It’s Getting Crowded

Six peregrines at the nest (photo from the National Aviary webcam at Univ of Pittsburgh)

Sometimes it takes two parents to feed four hungry peregrine chicks.

Here are Dorothy and E2 crowded at the nest with their four growing babies at the Cathedral of Learning.  Both of them were offering food and the kids could not decide which direction to face.   For a while all four faced Mom... but one of them is wondering...

(photo from the National Aviary webcam at the University of Pittsburgh)

p.s.  I've added new entries on the Peregrine FAQs page.  Check it out.

7 thoughts on “It’s Getting Crowded

  1. I was reading about why and how they band the chicks on your FAQ – based on what was written – shouldn’t they be banding the COL chicks soon? Before they get old enough to think they can fly to escape?

    I was a bit taken back when I read that the birds are banded when they are adult sized – just lacking the adult feathers! So that means that the Gulf chicks are adult sized!! Man, do they grow fast!!

    Also, as someone is who afraid of heights, how do they actually reach these birds to band them? Isn’t whoever gets them, afraid of falling – especially if the parent birds attack? Are they somehow anchored? Aren’t they afraid of dropping a chick if they get attacked? How do they actually capture a parent who is very aggressive – just reach out and grab it? I wonder how the parent would let that happen – like with Tasha?

  2. The people who do the bandings aren’t afraid of heights. In some cases they are anchored to the building. At cliffs they sometimes must rappel down the cliff face. It’s not for the faint of heart!

  3. After reading this posting, I’m now motivated to ask a couple of questions that I’ve had since watching the 4 COL chicks:

    *Has there ever been any record of stronger chicks “eliminating” smaller and weaker siblings so there’s more food for them? Is this based on the available food supply?

    *Both sets of chicks appear to be well mannered towards one another, even during feeding time? Is this a Peregrene trait?

    *Also, I notice that they only take food from the parent-they don’t get impatient and try to immitate the parent pull it from the carcass. Is there a reason for this-even though they are adult sized and trying out their wings?

    Thanks for all the work that you are doing to educate us about these fabulous birds.

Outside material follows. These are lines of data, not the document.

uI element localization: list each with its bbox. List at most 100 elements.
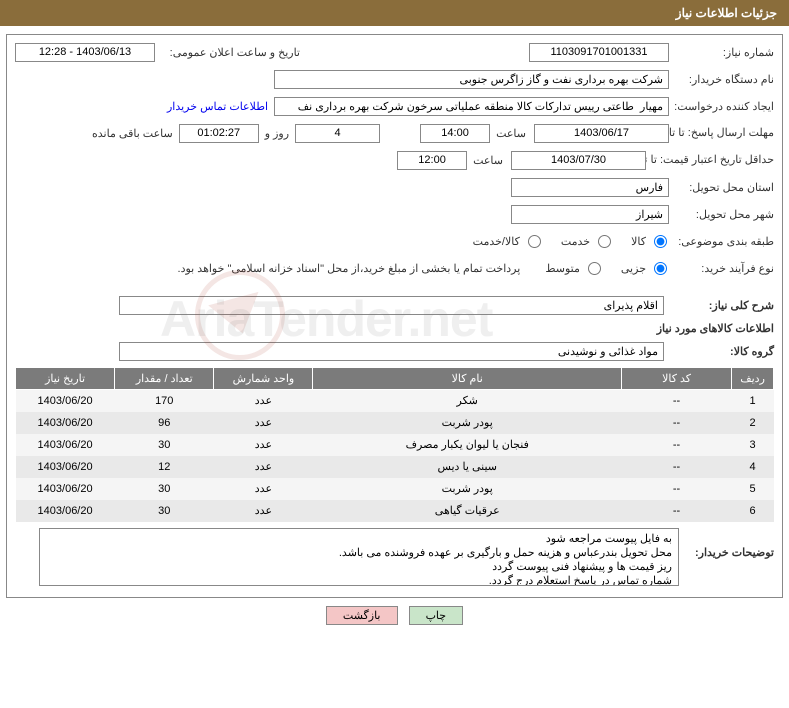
label-hour-1: ساعت: [496, 127, 526, 140]
table-cell-n: 3: [732, 434, 774, 456]
table-cell-unit: عدد: [214, 456, 313, 478]
label-hours-remaining: ساعت باقی مانده: [92, 127, 173, 140]
th-code: کد کالا: [621, 368, 731, 390]
table-cell-date: 1403/06/20: [16, 456, 115, 478]
table-cell-unit: عدد: [214, 390, 313, 412]
field-province[interactable]: [511, 178, 669, 197]
label-province: استان محل تحویل:: [669, 181, 774, 194]
treasury-note: پرداخت تمام یا بخشی از مبلغ خرید،از محل …: [178, 262, 521, 275]
field-buyer-org[interactable]: [274, 70, 669, 89]
table-row: 2--پودر شربتعدد961403/06/20: [16, 412, 774, 434]
label-city: شهر محل تحویل:: [669, 208, 774, 221]
table-row: 5--پودر شربتعدد301403/06/20: [16, 478, 774, 500]
field-summary[interactable]: [119, 296, 664, 315]
table-cell-name: شکر: [313, 390, 621, 412]
th-date: تاریخ نیاز: [16, 368, 115, 390]
field-requester[interactable]: [274, 97, 669, 116]
buyer-note-line: محل تحویل بندرعباس و هزینه حمل و بارگیری…: [46, 546, 672, 560]
label-need-no: شماره نیاز:: [669, 46, 774, 59]
table-cell-date: 1403/06/20: [16, 412, 115, 434]
th-unit: واحد شمارش: [214, 368, 313, 390]
label-buyer-org: نام دستگاه خریدار:: [669, 73, 774, 86]
form-container: شماره نیاز: تاریخ و ساعت اعلان عمومی: نا…: [6, 34, 783, 598]
table-cell-n: 4: [732, 456, 774, 478]
goods-table: ردیف کد کالا نام کالا واحد شمارش تعداد /…: [15, 367, 774, 522]
field-need-no[interactable]: [529, 43, 669, 62]
label-announce-dt: تاریخ و ساعت اعلان عمومی:: [155, 46, 300, 59]
field-reply-hour[interactable]: [420, 124, 490, 143]
table-row: 4--سینی یا دیسعدد121403/06/20: [16, 456, 774, 478]
page-header: جزئیات اطلاعات نیاز: [0, 0, 789, 26]
table-cell-date: 1403/06/20: [16, 478, 115, 500]
radio-goods-service-label: کالا/خدمت: [473, 235, 520, 248]
field-remaining-days[interactable]: [295, 124, 380, 143]
table-cell-qty: 96: [115, 412, 214, 434]
field-announce-dt[interactable]: [15, 43, 155, 62]
table-cell-name: پودر شربت: [313, 412, 621, 434]
th-name: نام کالا: [313, 368, 621, 390]
label-hour-2: ساعت: [473, 154, 503, 167]
field-reply-date[interactable]: [534, 124, 669, 143]
section-goods-info: اطلاعات کالاهای مورد نیاز: [15, 322, 774, 335]
table-cell-n: 5: [732, 478, 774, 500]
th-row: ردیف: [732, 368, 774, 390]
table-cell-unit: عدد: [214, 500, 313, 522]
table-cell-unit: عدد: [214, 478, 313, 500]
link-buyer-contact[interactable]: اطلاعات تماس خریدار: [167, 100, 268, 113]
table-cell-date: 1403/06/20: [16, 500, 115, 522]
field-quote-hour[interactable]: [397, 151, 467, 170]
back-button[interactable]: بازگشت: [326, 606, 398, 625]
table-cell-name: سینی یا دیس: [313, 456, 621, 478]
label-summary: شرح کلی نیاز:: [664, 299, 774, 312]
label-classification: طبقه بندی موضوعی:: [669, 235, 774, 248]
table-cell-code: --: [621, 390, 731, 412]
radio-goods-service[interactable]: [528, 235, 541, 248]
header-title: جزئیات اطلاعات نیاز: [676, 6, 777, 20]
field-goods-group[interactable]: [119, 342, 664, 361]
label-buyer-notes: توضیحات خریدار:: [679, 528, 774, 559]
radio-minor[interactable]: [654, 262, 667, 275]
table-row: 1--شکرعدد1701403/06/20: [16, 390, 774, 412]
radio-medium[interactable]: [588, 262, 601, 275]
table-cell-n: 6: [732, 500, 774, 522]
label-reply-deadline: مهلت ارسال پاسخ: تا تاریخ:: [669, 128, 774, 139]
label-requester: ایجاد کننده درخواست:: [669, 100, 774, 113]
buyer-note-line: به فایل پیوست مراجعه شود: [46, 532, 672, 546]
table-cell-qty: 170: [115, 390, 214, 412]
table-cell-name: عرقیات گیاهی: [313, 500, 621, 522]
table-cell-n: 2: [732, 412, 774, 434]
table-row: 6--عرقیات گیاهیعدد301403/06/20: [16, 500, 774, 522]
radio-goods-label: کالا: [631, 235, 646, 248]
label-purchase-type: نوع فرآیند خرید:: [669, 262, 774, 275]
field-quote-date[interactable]: [511, 151, 646, 170]
table-cell-unit: عدد: [214, 412, 313, 434]
radio-service-label: خدمت: [561, 235, 590, 248]
table-cell-qty: 30: [115, 434, 214, 456]
radio-goods[interactable]: [654, 235, 667, 248]
label-quote-valid: حداقل تاریخ اعتبار قیمت: تا تاریخ:: [646, 155, 774, 166]
table-cell-code: --: [621, 478, 731, 500]
table-cell-qty: 30: [115, 478, 214, 500]
label-days-and: روز و: [265, 127, 289, 140]
table-cell-code: --: [621, 434, 731, 456]
buyer-notes-box[interactable]: به فایل پیوست مراجعه شودمحل تحویل بندرعب…: [39, 528, 679, 586]
table-cell-code: --: [621, 500, 731, 522]
radio-minor-label: جزیی: [621, 262, 646, 275]
table-cell-unit: عدد: [214, 434, 313, 456]
buyer-note-line: شماره تماس در پاسخ استعلام درج گردد.: [46, 574, 672, 586]
radio-service[interactable]: [598, 235, 611, 248]
field-remaining-time[interactable]: [179, 124, 259, 143]
table-cell-qty: 30: [115, 500, 214, 522]
radio-medium-label: متوسط: [545, 262, 580, 275]
table-cell-qty: 12: [115, 456, 214, 478]
th-qty: تعداد / مقدار: [115, 368, 214, 390]
field-city[interactable]: [511, 205, 669, 224]
buyer-note-line: ریز قیمت ها و پیشنهاد فنی پیوست گردد: [46, 560, 672, 574]
print-button[interactable]: چاپ: [409, 606, 464, 625]
table-cell-n: 1: [732, 390, 774, 412]
table-cell-code: --: [621, 456, 731, 478]
table-cell-name: فنجان یا لیوان یکبار مصرف: [313, 434, 621, 456]
table-cell-code: --: [621, 412, 731, 434]
table-cell-date: 1403/06/20: [16, 434, 115, 456]
table-cell-date: 1403/06/20: [16, 390, 115, 412]
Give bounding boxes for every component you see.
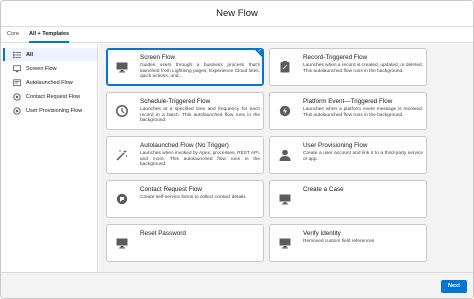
tab-core[interactable]: Core <box>7 27 19 43</box>
card-contact-request-flow[interactable]: Contact Request Flow Create self-service… <box>106 180 264 218</box>
card-description: Guides users through a business process … <box>140 63 260 80</box>
sidebar-item-label: Autolaunched Flow <box>26 79 73 86</box>
contact-request-icon <box>13 92 21 101</box>
card-schedule-triggered-flow[interactable]: Schedule-Triggered Flow Launches at a sp… <box>106 92 264 130</box>
sidebar-item-label: Screen Flow <box>26 65 57 72</box>
card-title: Verify Identity <box>303 230 341 237</box>
sidebar-item-contact-request-flow[interactable]: Contact Request Flow <box>3 90 97 103</box>
card-description: Launches at a specified time and frequen… <box>140 107 260 124</box>
platform-event-icon <box>279 105 291 117</box>
card-user-provisioning-flow[interactable]: User Provisioning Flow Create a user acc… <box>269 136 427 174</box>
sidebar-item-autolaunched-flow[interactable]: Autolaunched Flow <box>3 76 97 89</box>
modal-header: New Flow <box>1 1 473 27</box>
sidebar-item-label: Contact Request Flow <box>26 93 81 100</box>
card-title: Screen Flow <box>140 54 175 61</box>
card-title: Reset Password <box>140 230 186 237</box>
clock-icon <box>116 105 128 117</box>
monitor-icon <box>116 62 128 73</box>
card-autolaunched-flow-no-trigger[interactable]: Autolaunched Flow (No Trigger) Launches … <box>106 136 264 174</box>
monitor-icon <box>116 238 128 249</box>
sidebar-item-user-provisioning-flow[interactable]: User Provisioning Flow <box>3 104 97 117</box>
monitor-icon <box>279 194 291 205</box>
card-description: Create a user account and link it to a t… <box>303 151 423 162</box>
contact-request-icon <box>116 193 128 205</box>
next-button[interactable]: Next <box>441 280 467 293</box>
sidebar-item-all[interactable]: All <box>3 48 97 61</box>
user-provisioning-icon <box>13 106 21 115</box>
card-title: Create a Case <box>303 186 344 193</box>
sidebar-item-label: User Provisioning Flow <box>26 107 83 114</box>
modal-footer: Next <box>1 272 473 298</box>
sidebar-item-screen-flow[interactable]: Screen Flow <box>3 62 97 75</box>
user-icon <box>279 149 291 161</box>
screen-icon <box>13 64 21 72</box>
card-platform-event-triggered-flow[interactable]: Platform Event—Triggered Flow Launches w… <box>269 92 427 130</box>
card-title: User Provisioning Flow <box>303 142 368 149</box>
check-icon: ✓ <box>257 48 262 54</box>
card-description: Removed custom field references <box>303 239 375 244</box>
card-title: Schedule-Triggered Flow <box>140 98 211 105</box>
sidebar: All Screen Flow Autolaunched Flow Contac… <box>1 44 98 272</box>
modal-title: New Flow <box>216 8 258 19</box>
sidebar-item-label: All <box>26 51 34 58</box>
card-record-triggered-flow[interactable]: Record-Triggered Flow Launches when a re… <box>269 48 427 86</box>
card-title: Platform Event—Triggered Flow <box>303 98 393 105</box>
card-verify-identity[interactable]: Verify Identity Removed custom field ref… <box>269 224 427 262</box>
flow-template-grid: Screen Flow Guides users through a busin… <box>99 44 473 272</box>
magic-wand-icon <box>116 149 128 161</box>
card-description: Launches when invoked by Apex, processes… <box>140 151 260 168</box>
card-create-a-case[interactable]: Create a Case <box>269 180 427 218</box>
new-flow-modal: New Flow Core All + Templates All Screen… <box>0 0 474 299</box>
record-trigger-icon <box>280 61 290 73</box>
card-description: Launches when a platform event message i… <box>303 107 423 118</box>
card-description: Create self-service forms to collect con… <box>140 195 247 200</box>
card-title: Record-Triggered Flow <box>303 54 368 61</box>
card-screen-flow[interactable]: Screen Flow Guides users through a busin… <box>106 48 264 86</box>
card-reset-password[interactable]: Reset Password <box>106 224 264 262</box>
monitor-icon <box>279 238 291 249</box>
card-title: Contact Request Flow <box>140 186 202 193</box>
tab-all-templates[interactable]: All + Templates <box>29 27 70 43</box>
autolaunch-icon <box>13 78 21 86</box>
tab-bar: Core All + Templates <box>1 27 473 43</box>
card-description: Launches when a record is created, updat… <box>303 63 424 74</box>
list-icon <box>13 51 21 58</box>
card-title: Autolaunched Flow (No Trigger) <box>140 142 229 149</box>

  4. >Has there ever been any record of stronger chicks “eliminating” smaller and weaker siblings
    No. Unlike bald eagles, peregrine chicks do not fight each other, do not beat each other up. Bald eagle chicks *will* kill each other. Not peregrines.

    >well mannered
    Yes this is a peregrine trait.

    >they only take food from the parent-they don’t get impatient
    That’s because they’re still young. As they grow their flight feathers and get closer to flying, the parents want them to learn how to tear apart a carcass so they will drop off the food and let the kids figure it out on their own. This is a necessary step in learning how to be a peregrine.

  5. Dear Kate:
    Thank you so much for providing us with information about the falcon chicks. It’s an amazing sight to watch these chicks develop from little cotton balls to the amazing birds they are today. I can’t wait to see them take flight — but will miss seeing them as chicks at the same time. I have recommended the falcon cam to so many people because it is filled with fascinating information about the Peregrines. Thank you for your time and love of nature.

  6. Kate: I was wondering is it my imagination or are Louie and Tasha2 less involved with the kids since the banding? I always see either E2 or Dorothy at the COL next but I rarely see Louie or Tasha2 at the GT. What’s up with that?

  7. As the nestlings age the parents spend less time on the nest but they are very close by. The adults sometimes perch on top of the nestbox hood, sometimes on the building. At Pitt, Dorothy and E2 perch on the bulwark above the nest, on a nearby roof, on a ledge above the nest box and on the lightning rod (looks like an antenna) on top of the Cathderal of Learning. If you are in Schenley Plaza and see a bird perched near or at the top of the building, it’s a peregrine.